In this study, we show that the rate of shell precipitation in the extant planktic foraminifer Orbulina universa is sufficiently rapid that 12 h calcification periods in 18O-labeled seawater can be resolved and accurately measured using Secondary Ion Mass Spectrometry (SIMS) for in situ d18O analyses. Calcifying O. universa held at constant temperature (22°C) were transferred every 12 h between ambient seawater (d18Ow = -0.4‰ VSMOW) and seawater with enriched barium and d18Ow = +18.6‰ VSMOW, to produce geochemically distinct layers of calcite, separated by calcite precipitated with an ambient geochemical signature. We quantify the position of the Ba-labeled calcite in the shell wall of O. universa via laser ablation ICP-MS depth profiling of trace element ratios, and then measure intrashell d18Ocalcite in the same shells using SIMS with a 3 µm spot and an average precision of 0.6‰ (±2 SD). Measured d18Ocalcite values in O. universa shell layers are within ±1.1‰ of predicted d18Ocalcite values.
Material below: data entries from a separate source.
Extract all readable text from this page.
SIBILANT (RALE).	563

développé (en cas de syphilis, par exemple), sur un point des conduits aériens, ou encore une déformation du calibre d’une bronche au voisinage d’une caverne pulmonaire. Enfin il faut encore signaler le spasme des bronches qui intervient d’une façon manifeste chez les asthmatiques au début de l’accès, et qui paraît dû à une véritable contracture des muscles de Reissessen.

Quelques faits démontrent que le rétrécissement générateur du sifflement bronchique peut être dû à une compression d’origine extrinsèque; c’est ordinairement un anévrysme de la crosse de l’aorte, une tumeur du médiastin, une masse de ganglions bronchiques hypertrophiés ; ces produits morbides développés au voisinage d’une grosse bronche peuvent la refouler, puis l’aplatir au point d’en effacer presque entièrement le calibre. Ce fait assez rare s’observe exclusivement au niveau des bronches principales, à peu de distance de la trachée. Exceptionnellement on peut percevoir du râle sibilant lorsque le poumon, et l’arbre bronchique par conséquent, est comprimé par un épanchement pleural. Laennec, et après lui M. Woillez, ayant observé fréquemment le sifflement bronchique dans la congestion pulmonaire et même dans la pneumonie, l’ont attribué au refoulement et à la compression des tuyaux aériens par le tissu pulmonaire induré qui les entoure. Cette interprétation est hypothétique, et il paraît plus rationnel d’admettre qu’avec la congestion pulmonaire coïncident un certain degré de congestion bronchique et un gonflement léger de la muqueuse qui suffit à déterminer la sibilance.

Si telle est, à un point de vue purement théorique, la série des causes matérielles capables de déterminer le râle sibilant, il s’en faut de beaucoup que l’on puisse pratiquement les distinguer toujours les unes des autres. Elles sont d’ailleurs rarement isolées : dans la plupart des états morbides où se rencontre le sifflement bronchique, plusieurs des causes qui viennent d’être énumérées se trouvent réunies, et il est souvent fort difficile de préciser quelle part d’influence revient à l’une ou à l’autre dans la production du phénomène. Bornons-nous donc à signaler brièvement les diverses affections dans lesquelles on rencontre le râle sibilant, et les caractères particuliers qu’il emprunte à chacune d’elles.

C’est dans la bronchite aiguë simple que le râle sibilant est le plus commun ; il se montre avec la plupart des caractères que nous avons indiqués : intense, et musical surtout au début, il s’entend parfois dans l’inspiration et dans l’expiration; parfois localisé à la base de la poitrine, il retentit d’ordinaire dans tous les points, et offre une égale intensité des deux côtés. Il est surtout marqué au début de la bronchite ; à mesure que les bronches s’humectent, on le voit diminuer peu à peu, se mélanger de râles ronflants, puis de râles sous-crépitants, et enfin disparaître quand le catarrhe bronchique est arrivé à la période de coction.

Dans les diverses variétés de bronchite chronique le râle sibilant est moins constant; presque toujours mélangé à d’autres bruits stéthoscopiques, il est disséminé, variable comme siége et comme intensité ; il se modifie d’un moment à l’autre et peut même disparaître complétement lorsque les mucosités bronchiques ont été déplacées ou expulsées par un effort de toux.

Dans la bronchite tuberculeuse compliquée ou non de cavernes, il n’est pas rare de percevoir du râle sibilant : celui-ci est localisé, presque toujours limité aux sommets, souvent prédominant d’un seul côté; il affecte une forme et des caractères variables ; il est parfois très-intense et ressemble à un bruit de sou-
Elemental and oxygen isotope data show that LA-ICP-MS and SIMS measurements can be cross-correlated within the spatial resolution of the two analytical techniques, and that d18Ocalcite and elemental tracers appear to be precipitated synchronously with no measurable spatial offsets. These results demonstrate the capability of SIMS to resolve daily growth increments in foraminifer shells, and highlight its potential for paleoceanographic and biomineralization applications on microfossils.